Read this paper in the National Bureau of Economic Research.
Did the Community Reinvestment Act (CRA) Lead to Risky Lending?
Abstract: Yes, it did. We use exogenous variation in banks’ incentives to conform to the standards of the Community Reinvestment Act (CRA) around regulatory exam dates to trace out the effect of the CRA on lending activity. Our empirical strategy compares lending behavior of banks undergoing CRA exams within a given census tract in a given month to the behavior of banks operating in the same census tract-month that do not face these exams. We find that adherence to the act led to riskier lending by banks: in the six quarters surrounding the CRA exams lending is elevated on average by about 5 percent every quarter and loans in these quarters default by about 15 percent more often. These patterns are accentuated in CRA-eligible census tracts and are concentrated among large banks. The effects are strongest during the time period when the market for private securitization was booming.

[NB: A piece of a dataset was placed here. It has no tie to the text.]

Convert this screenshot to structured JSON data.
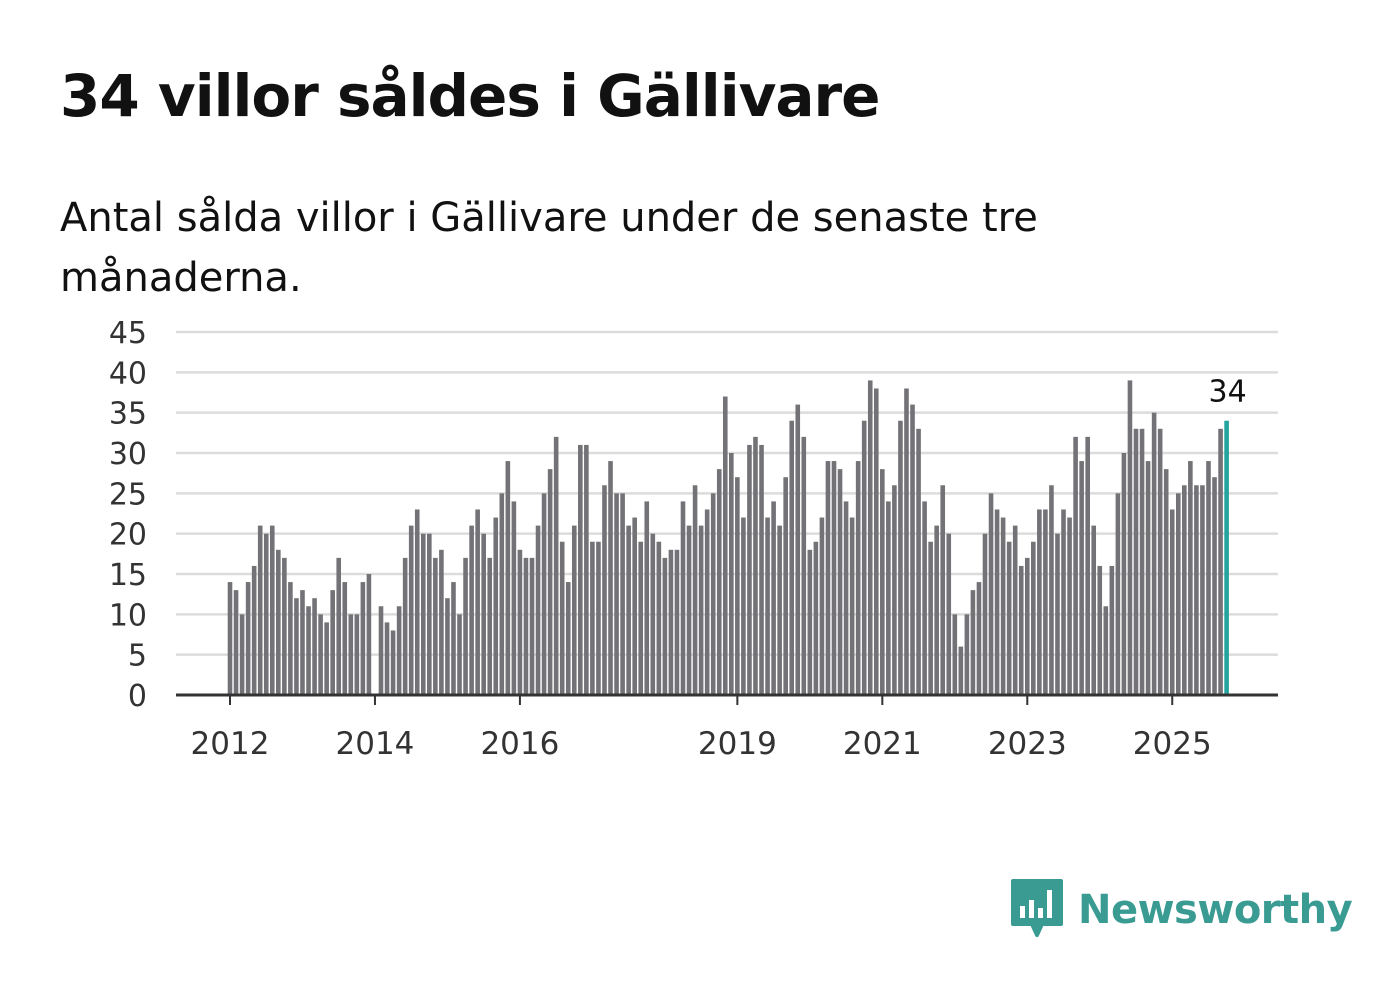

That one paper came to the conclusion that it may have increased risky lending, but pinning the Subprime Crisis and crash on the CRA doesn’t seem to be as simple a task as others appear to have come to opposite conclusions (per Wikipedia’s section) and the FDIC specifically excluded CRA Loans from their Subprime definition.
Anyone have more detail/insight on this?
Did zombies receive NINJA loans? They certainly have no income and no job.